THE EDITED PRESS RELEASE: “George Thorogood and The Destroyers were hometown heroes when they played to a packed audience at Boston’s Bradford Ballroom (now the Royale Nightclub) on Nov. 23, 1982. Hailing from Wilmington, Delaware, Thorogood and his band had settled in Boston in the late ’70s, where they became mainstays in the scene — releasing their 1977 self-titled debut and their 1978 followup Move It on Over with the then-locally based Rounder Records.
By the fall of 1982, the blues rockers were fast-rising stars on a national level. Just one year prior, they scored a supporting slot on The Rolling Stones’ tour, while that October, they appeared on Saturday Night Live, promoting their fifth studio album Bad to the Bone. As the busy year came to a close, the album’s hard-driving title track — which would become one of Thorogood’s most iconic songs — was getting steady airplay on the radio and its video was a mainstay on the burgeoning MTV.

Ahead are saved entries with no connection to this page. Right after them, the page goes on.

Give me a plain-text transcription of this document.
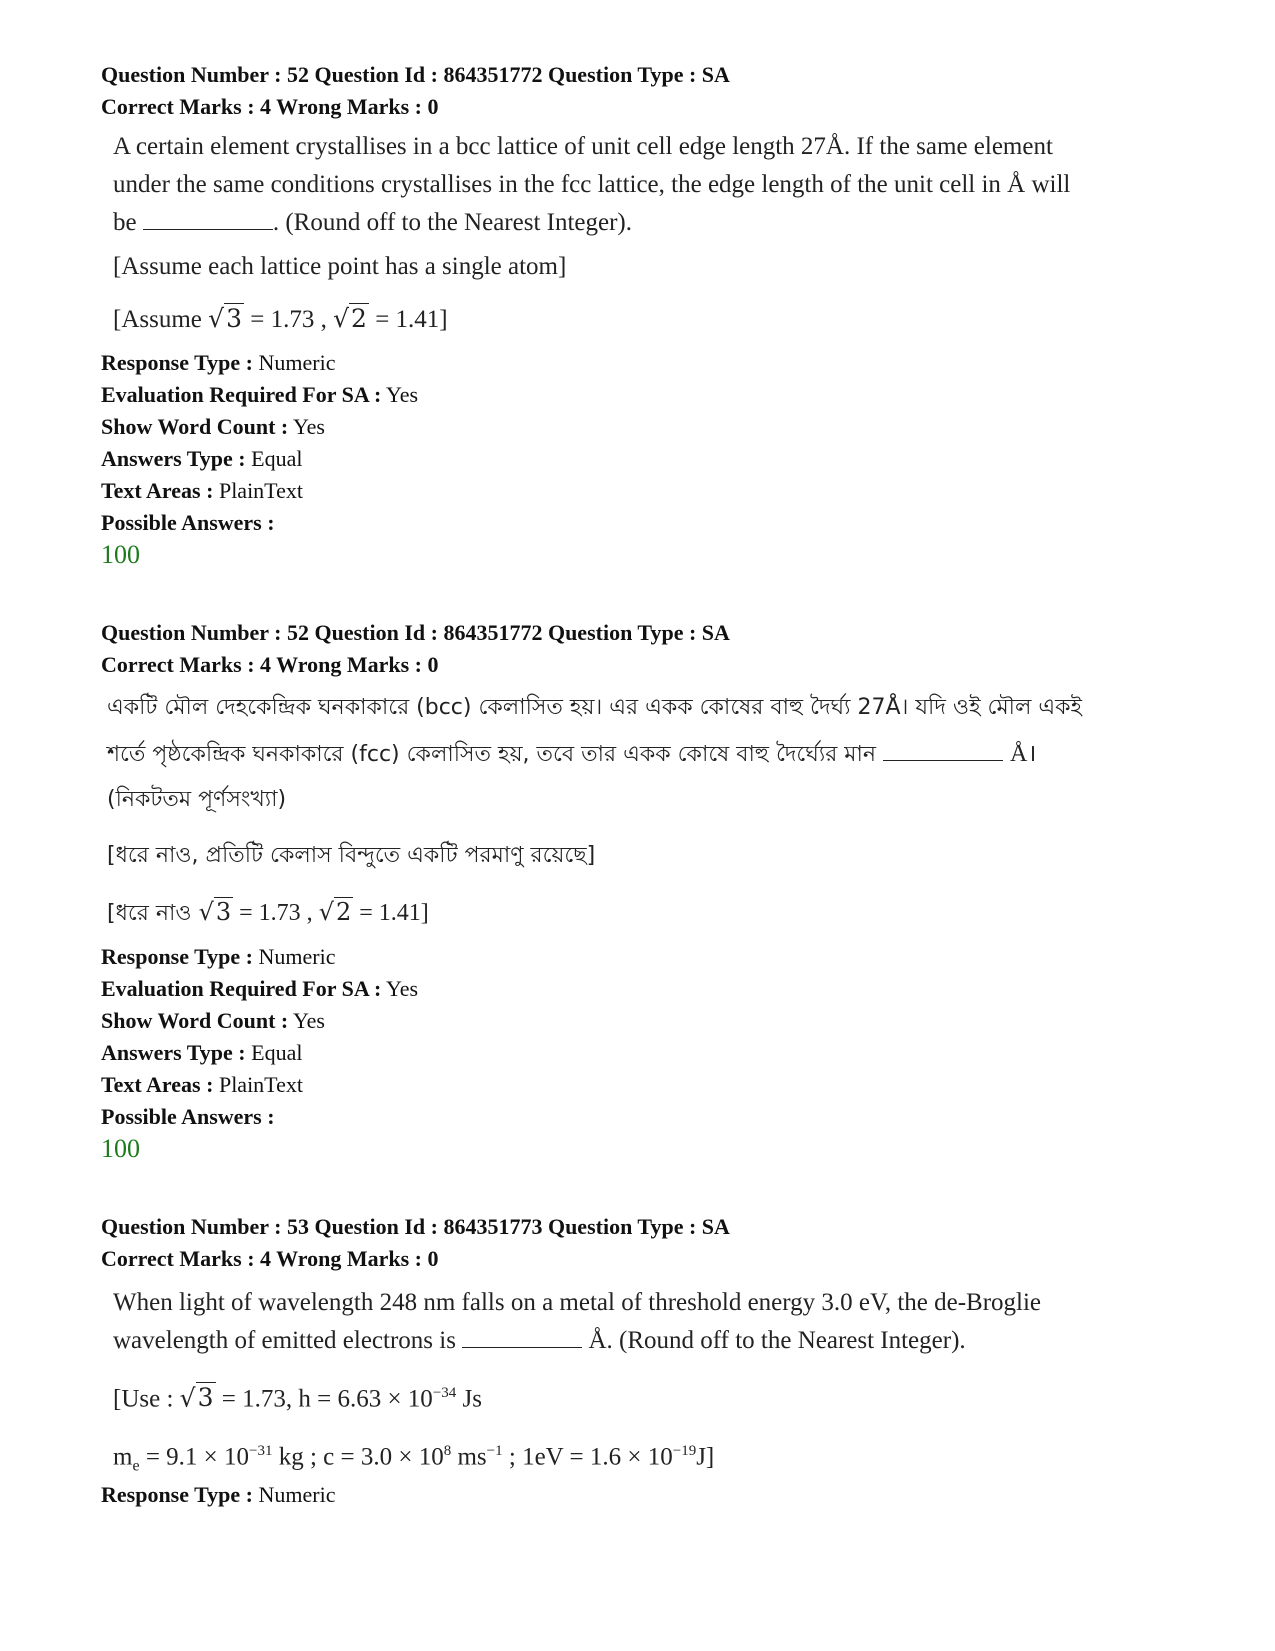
Question Number : 52 Question Id : 864351772 Question Type : SA
Correct Marks : 4 Wrong Marks : 0
A certain element crystallises in a bcc lattice of unit cell edge length 27Å. If the same element
under the same conditions crystallises in the fcc lattice, the edge length of the unit cell in Å will
be	. (Round off to the Nearest Integer).
[Assume each lattice point has a single atom]
[Assume √3 = 1.73 , √2 = 1.41]
Response Type : Numeric
Evaluation Required For SA : Yes
Show Word Count : Yes
Answers Type : Equal
Text Areas : PlainText
Possible Answers :
100
Question Number : 52 Question Id : 864351772 Question Type : SA
Correct Marks : 4 Wrong Marks : 0
একটি মৌল দেহকেন্দ্রিক ঘনকাকারে (bcc) কেলাসিত হয়। এর একক কোষের বাহু দৈর্ঘ্য 27Å। যদি ওই মৌল একই
শর্তে পৃষ্ঠকেন্দ্রিক ঘনকাকারে (fcc) কেলাসিত হয়, তবে তার একক কোষে বাহু দৈর্ঘ্যের মান	Å।
(নিকটতম পূর্ণসংখ্যা)
[ধরে নাও, প্রতিটি কেলাস বিন্দুতে একটি পরমাণু রয়েছে]
[ধরে নাও √3 = 1.73 , √2 = 1.41]
Response Type : Numeric
Evaluation Required For SA : Yes
Show Word Count : Yes
Answers Type : Equal
Text Areas : PlainText
Possible Answers :
100
Question Number : 53 Question Id : 864351773 Question Type : SA
Correct Marks : 4 Wrong Marks : 0
When light of wavelength 248 nm falls on a metal of threshold energy 3.0 eV, the de-Broglie
wavelength of emitted electrons is	Å. (Round off to the Nearest Integer).
[Use : √3 = 1.73, $h = 6.63 \times 10^{-34}$ Js
$m_e = 9.1 \times 10^{-31}$ kg ; $c = 3.0 \times 10^8$ $ms^{-1}$ ; $1eV = 1.6 \times 10^{-19}J$]
Response Type : Numeric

After a non-stop year, the triumphant band returned to Boston, where they were embraced by their longtime fans. Full of energy, power, and focus, Thorogood and The Destroyers played a blistering set that included original material (Kids from Philly, Bad to the Bone and Miss Luann) blues classics (John Lee Hooker’s One Bourbon, One Scotch, One Beer and Elmore James’ The Sky Is Crying), early rock ’n’ roll and R&B covers (Chuck Berry’s No Particular Place to Go and Bo Diddley’s Who Do You Love?), and a few country tunes that The Destroyers had already made their own (Hank Williams’ Move It On Over and T.J. “Red” Arnall’s Cocaine Blues). In addition to Thorogood’s legendary guitar riffs, the songs are accentuated by the incendiary Hank Carter, who played saxophone with The Destroyers for 23 years. Luckily for fans, the incredible evening was captured in exquisite clarity by the award-winning engineer Guy Charbonneau, known for his Le Mobile remote recording truck.
Newly remastered by Grammy-winning engineer Paul Blakemore, George Thorogood and The Destroyers’ 27-track Live in Boston, 1982: The Complete Concert captures the band’s fiery set in its entirety, including spoken introductions. Plus, the release includes 12 previously unreleased tracks. Complementing the collection are new liner notes by longtime Boston Globe music critic and Berklee College of Music professor Steve Morse, who spoke with Thorogood about that incredible evening. Morse also interviewed Scott Billington, a longtime Rounder Records producer who oversaw the original 2010 edition of Live in Boston, 1982. “It was exciting to revisit the entire show,” Billington told Morse. “Listening back to these recordings also reminded me of how George had taken the original rock ’n’ roll blues aesthetic and brought it back into the mainstream at a time when that was not a particularly popular aspect of rock. Hearing a manifestation of that in the early ’80s was a breath of fresh air.”
Thorogood adds: “1982 was an absolute high-water mark for us. Everything was going our way and it shows in this recording from the Bradford Ballroom. This is George Thorogood and The Destroyers at our best!”
George’s peers also lauded the album. Legendary Guns N’ Roses guitarist Slash declared, “George Thorogood has been a hero of mine since I first heard his music in the ’70s. One of the baddest rock ’n’ roll songwriters / electric slide guitar players ever and The Destroyers are a kick-ass, tight rhythm section. This recording proves it!” Blues rocker Jared James Nichols added, “Power, attitude, emotion! I feel the energy and spirit, as if I’m actually at the show. George and band are undeniably at the top of their game this rockin’ night in Boston. Above all, this recording further solidifies the legend that is George Thorogood. Crank it up and get ready to boogie!”
Since forming in 1974, Thorogood and his band — which currently consists of Jeff Simon (drums, percussion), Bill Blough (bass guitar), Jim Suhler (rhythm guitar) and Buddy Leach (saxophone) — have released 16 studio albums, played more than 8,000 ferocious live shows, and sold over 15 million records. For more than two generations, George Thorogood and The Destroyers have remained one of the most consistent — and consistently passionate — progenitors of blues-based rock in pop culture history.”